Appena tre anni dopo il Consiglio nazionale di gestione della distribuzione fisica cambia nome in Consiglio di gestione della logistica (Council of Logistics management) per studiare al meglio la disciplina in evoluzione che includeva l’integrazione dei flussi in entrata, in uscita e inversa di prodotti, servizi e informazioni correlate. Questo è il periodo di maggiore riconoscimento per il settore: i dirigenti di azienda percepiscono la logistica come un’area in cui si ha l’opportunità di migliorare significativamente i profitti se si investe in professionisti qualificati e nuove tecnologie.

La disciplina diventa sempre più un insieme di attività operative interconnesse e si comincia a introdurre il concetto di “logistica integrata”, la pianificazione e il controllo dei flussi delle materie e dei correlati flussi di informazioni dal luogo di origine fino al luogo di consumo. Il tutto per essere fedeli alle richieste dell’utente finale: il passaggio al SCM è decisamente molto breve. L’avvento di sistemi ERP (Enterprise Resource Planning) dagli anni Novanta in poi ha permesso una maggiore integrazione dei diversi database nelle aziende che nel decennio successivo ne hanno testato i concreti benefici.
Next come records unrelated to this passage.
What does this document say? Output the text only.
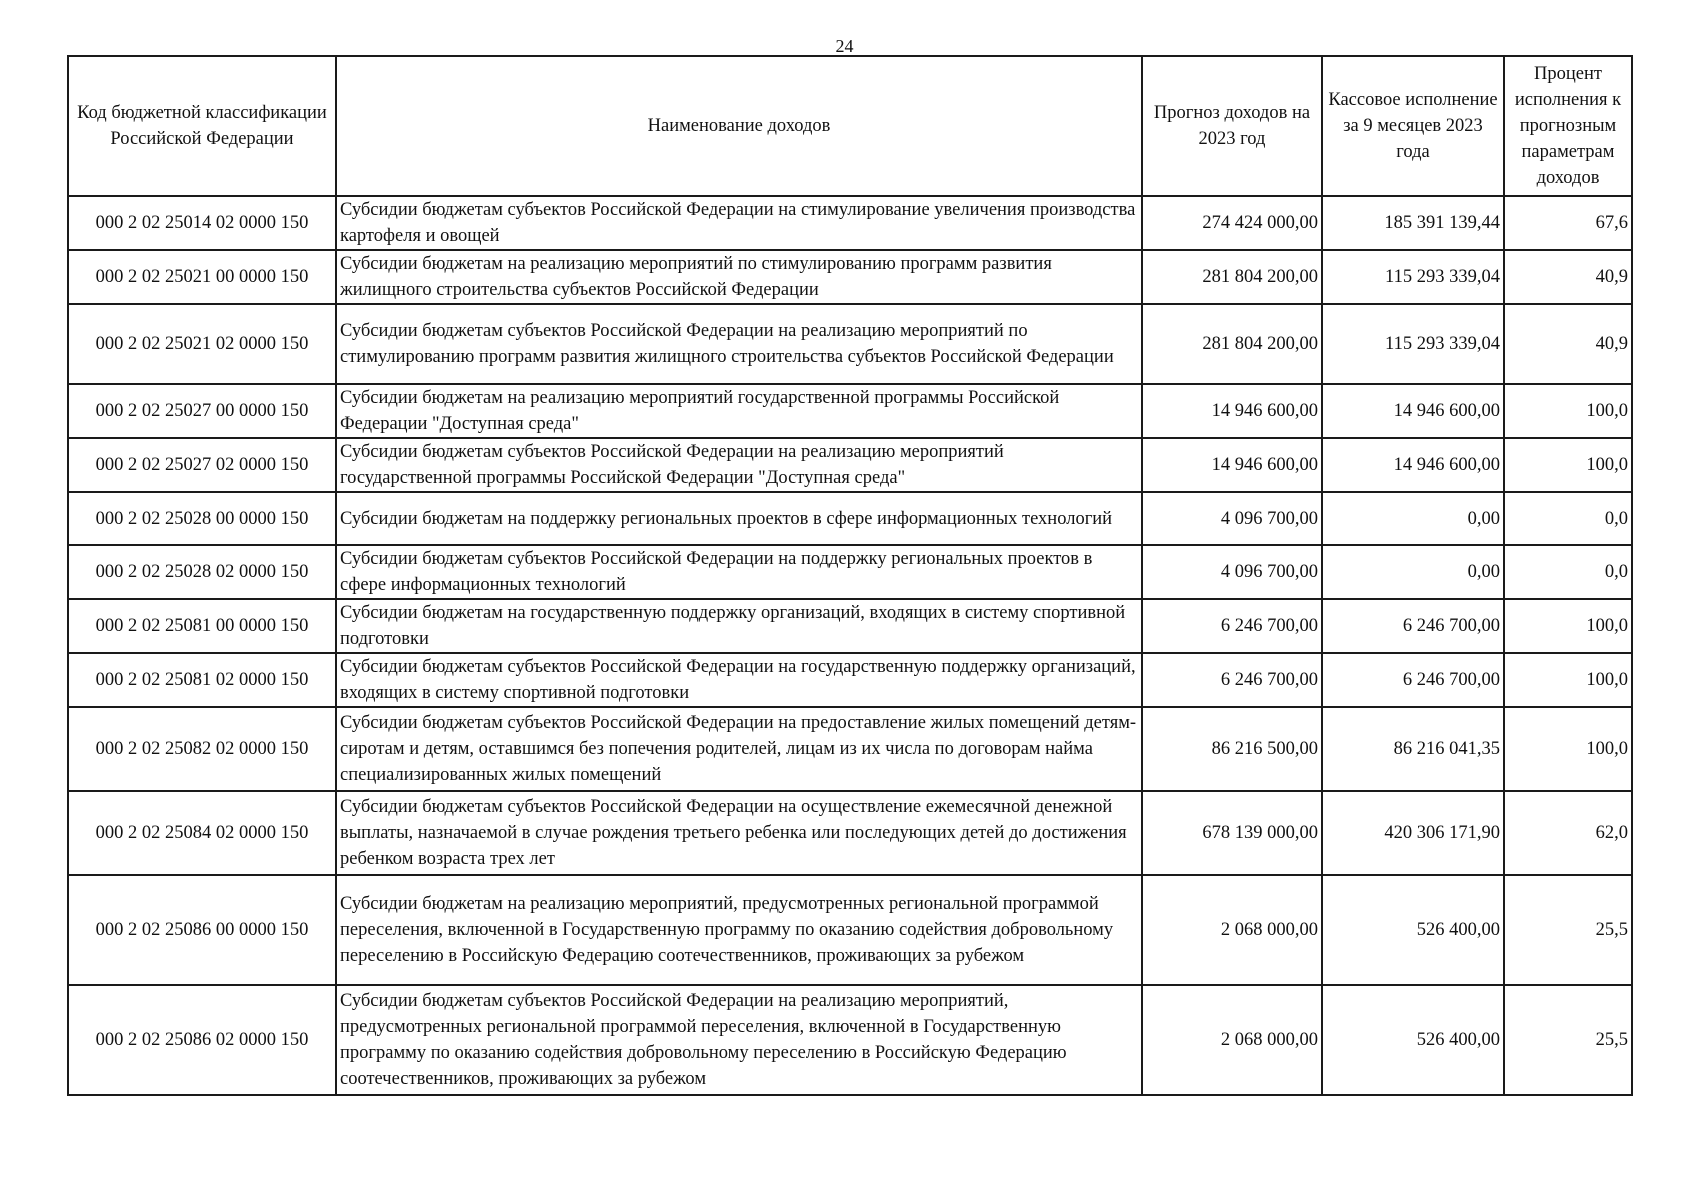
24
Код бюджетной классификации Российской Федерации	Наименование доходов	Прогноз доходов на 2023 год	Кассовое исполнение за 9 месяцев 2023 года	Процент исполнения к прогнозным параметрам доходов
000 2 02 25014 02 0000 150	Субсидии бюджетам субъектов Российской Федерации на стимулирование увеличения производства картофеля и овощей	274 424 000,00	185 391 139,44	67,6
000 2 02 25021 00 0000 150	Субсидии бюджетам на реализацию мероприятий по стимулированию программ развития жилищного строительства субъектов Российской Федерации	281 804 200,00	115 293 339,04	40,9
000 2 02 25021 02 0000 150	Субсидии бюджетам субъектов Российской Федерации на реализацию мероприятий по стимулированию программ развития жилищного строительства субъектов Российской Федерации	281 804 200,00	115 293 339,04	40,9
000 2 02 25027 00 0000 150	Субсидии бюджетам на реализацию мероприятий государственной программы Российской Федерации "Доступная среда"	14 946 600,00	14 946 600,00	100,0
000 2 02 25027 02 0000 150	Субсидии бюджетам субъектов Российской Федерации на реализацию мероприятий государственной программы Российской Федерации "Доступная среда"	14 946 600,00	14 946 600,00	100,0
000 2 02 25028 00 0000 150	Субсидии бюджетам на поддержку региональных проектов в сфере информационных технологий	4 096 700,00	0,00	0,0
000 2 02 25028 02 0000 150	Субсидии бюджетам субъектов Российской Федерации на поддержку региональных проектов в сфере информационных технологий	4 096 700,00	0,00	0,0
000 2 02 25081 00 0000 150	Субсидии бюджетам на государственную поддержку организаций, входящих в систему спортивной подготовки	6 246 700,00	6 246 700,00	100,0
000 2 02 25081 02 0000 150	Субсидии бюджетам субъектов Российской Федерации на государственную поддержку организаций, входящих в систему спортивной подготовки	6 246 700,00	6 246 700,00	100,0
000 2 02 25082 02 0000 150	Субсидии бюджетам субъектов Российской Федерации на предоставление жилых помещений детям-сиротам и детям, оставшимся без попечения родителей, лицам из их числа по договорам найма специализированных жилых помещений	86 216 500,00	86 216 041,35	100,0
000 2 02 25084 02 0000 150	Субсидии бюджетам субъектов Российской Федерации на осуществление ежемесячной денежной выплаты, назначаемой в случае рождения третьего ребенка или последующих детей до достижения ребенком возраста трех лет	678 139 000,00	420 306 171,90	62,0
000 2 02 25086 00 0000 150	Субсидии бюджетам на реализацию мероприятий, предусмотренных региональной программой переселения, включенной в Государственную программу по оказанию содействия добровольному переселению в Российскую Федерацию соотечественников, проживающих за рубежом	2 068 000,00	526 400,00	25,5
000 2 02 25086 02 0000 150	Субсидии бюджетам субъектов Российской Федерации на реализацию мероприятий, предусмотренных региональной программой переселения, включенной в Государственную программу по оказанию содействия добровольному переселению в Российскую Федерацию соотечественников, проживающих за рубежом	2 068 000,00	526 400,00	25,5
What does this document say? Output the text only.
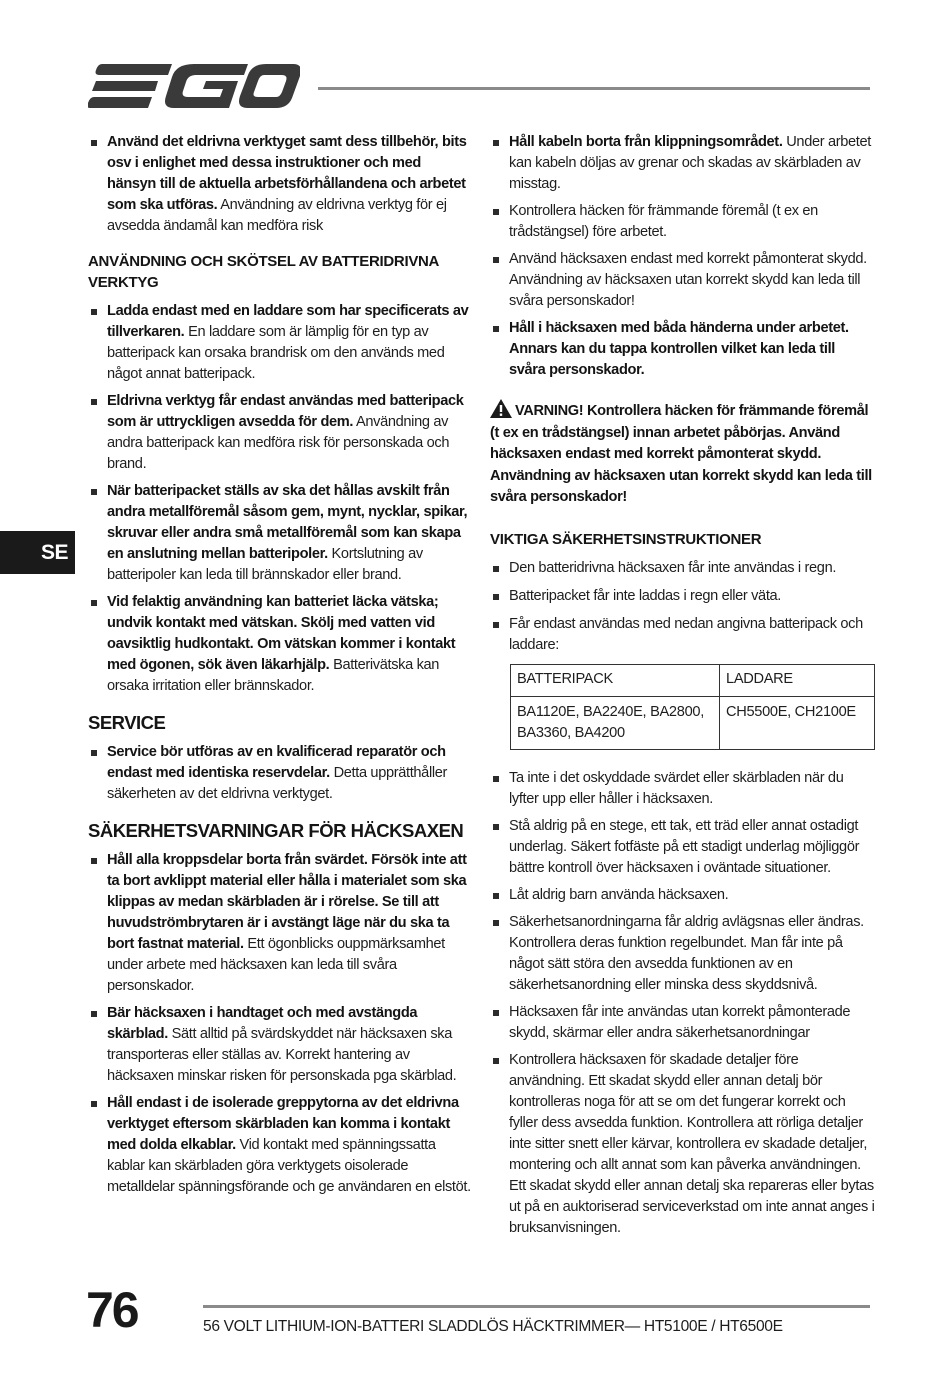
SE
Använd det eldrivna verktyget samt dess tillbehör, bits osv i enlighet med dessa instruktioner och med hänsyn till de aktuella arbetsförhållandena och arbetet som ska utföras. Användning av eldrivna verktyg för ej avsedda ändamål kan medföra risk
ANVÄNDNING OCH SKÖTSEL AV BATTERIDRIVNA VERKTYG
Ladda endast med en laddare som har specificerats av tillverkaren. En laddare som är lämplig för en typ av batteripack kan orsaka brandrisk om den används med något annat batteripack.
Eldrivna verktyg får endast användas med batteripack som är uttryckligen avsedda för dem. Användning av andra batteripack kan medföra risk för personskada och brand.
När batteripacket ställs av ska det hållas avskilt från andra metallföremål såsom gem, mynt, nycklar, spikar, skruvar eller andra små metallföremål som kan skapa en anslutning mellan batteripoler. Kortslutning av batteripoler kan leda till brännskador eller brand.
Vid felaktig användning kan batteriet läcka vätska; undvik kontakt med vätskan. Skölj med vatten vid oavsiktlig hudkontakt. Om vätskan kommer i kontakt med ögonen, sök även läkarhjälp. Batterivätska kan orsaka irritation eller brännskador.
SERVICE
Service bör utföras av en kvalificerad reparatör och endast med identiska reservdelar. Detta upprätthåller säkerheten av det eldrivna verktyget.
SÄKERHETSVARNINGAR FÖR HÄCKSAXEN
Håll alla kroppsdelar borta från svärdet. Försök inte att ta bort avklippt material eller hålla i materialet som ska klippas av medan skärbladen är i rörelse. Se till att huvudströmbrytaren är i avstängt läge när du ska ta bort fastnat material. Ett ögonblicks ouppmärksamhet under arbete med häcksaxen kan leda till svåra personskador.
Bär häcksaxen i handtaget och med avstängda skärblad. Sätt alltid på svärdskyddet när häcksaxen ska transporteras eller ställas av. Korrekt hantering av häcksaxen minskar risken för personskada pga skärblad.
Håll endast i de isolerade greppytorna av det eldrivna verktyget eftersom skärbladen kan komma i kontakt med dolda elkablar. Vid kontakt med spänningssatta kablar kan skärbladen göra verktygets oisolerade metalldelar spänningsförande och ge användaren en elstöt.
Håll kabeln borta från klippningsområdet. Under arbetet kan kabeln döljas av grenar och skadas av skärbladen av misstag.
Kontrollera häcken för främmande föremål (t ex en trådstängsel) före arbetet.
Använd häcksaxen endast med korrekt påmonterat skydd. Användning av häcksaxen utan korrekt skydd kan leda till svåra personskador!
Håll i häcksaxen med båda händerna under arbetet. Annars kan du tappa kontrollen vilket kan leda till svåra personskador.
VARNING! Kontrollera häcken för främmande föremål (t ex en trådstängsel) innan arbetet påbörjas. Använd häcksaxen endast med korrekt påmonterat skydd. Användning av häcksaxen utan korrekt skydd kan leda till svåra personskador!
VIKTIGA SÄKERHETSINSTRUKTIONER
Den batteridrivna häcksaxen får inte användas i regn.
Batteripacket får inte laddas i regn eller väta.
Får endast användas med nedan angivna batteripack och laddare:
BATTERIPACK	LADDARE
BA1120E, BA2240E, BA2800, BA3360, BA4200	CH5500E, CH2100E
Ta inte i det oskyddade svärdet eller skärbladen när du lyfter upp eller håller i häcksaxen.
Stå aldrig på en stege, ett tak, ett träd eller annat ostadigt underlag. Säkert fotfäste på ett stadigt underlag möjliggör bättre kontroll över häcksaxen i oväntade situationer.
Låt aldrig barn använda häcksaxen.
Säkerhetsanordningarna får aldrig avlägsnas eller ändras. Kontrollera deras funktion regelbundet. Man får inte på något sätt störa den avsedda funktionen av en säkerhetsanordning eller minska dess skyddsnivå.
Häcksaxen får inte användas utan korrekt påmonterade skydd, skärmar eller andra säkerhetsanordningar
Kontrollera häcksaxen för skadade detaljer före användning. Ett skadat skydd eller annan detalj bör kontrolleras noga för att se om det fungerar korrekt och fyller dess avsedda funktion. Kontrollera att rörliga detaljer inte sitter snett eller kärvar, kontrollera ev skadade detaljer, montering och allt annat som kan påverka användningen. Ett skadat skydd eller annan detalj ska repareras eller bytas ut på en auktoriserad serviceverkstad om inte annat anges i bruksanvisningen.
76	56 VOLT LITHIUM-ION-BATTERI SLADDLÖS HÄCKTRIMMER— HT5100E / HT6500E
L’arrivo della globalizzazione

A metà degli anni Novanta con la globalizzazione il termine “supply chain” diventa più popolare dal momento che è la globalizzazione stessa ad aver accentuato la necessità di strategie logistiche per network complessi. In questa fase il supply chain management acquisisce una valenza strategica in qualità di funzione che migliora le performance a lungo termine delle singole aziende e delle supply chain nel suo complesso mentre la logistica assume una sfumatura più tattica e operativa preposta alla pianificazione e al controllo. In linea con un supply chain management sempre più strategico, il Consiglio di gestione della logistica (Council of logistics management) nel 2005 diventa il Consiglio di professionisti della gestione della catena di approvvigionamento (Council of supply chain management professionals) e prova a dare una definizione di questa nuova disciplina.

Il supply chain management si legge: “comprende la pianificazione e la gestione di tutte le attività coinvolte nella ricerca, nella fornitura, nella conversione e nella gestione delle attività logistiche. Include, inoltre, la coordinazione, l’integrazione e la collaborazione con i partner della supply chain, che possono essere fornitori, intermediari, fornitori di servizi, e clienti. In poche parole, il SCM integra e coordina la supply chain e la gestione dei rapporti tra i vari attori della supply chain stessa”.

A quanto pare non esiste ancora una sua definizione univoca poiché l’insieme delle metodologie gestionali e soluzioni software sono ancora relativamente recenti e il focus di questa disciplina è mutato negli anni, mano a mano che la diffusione di internet e della tecnologia diventava più capillare. Oggi, vista l’interconnessione di una singola azienda con le altre, non si può più ragionare sul solo funzionamento interno della singola realtà ma possedere una panoramica dell’intero sistema di relazioni. Il supply chain management è essenzialmente parte integrante del successo di un’azienda.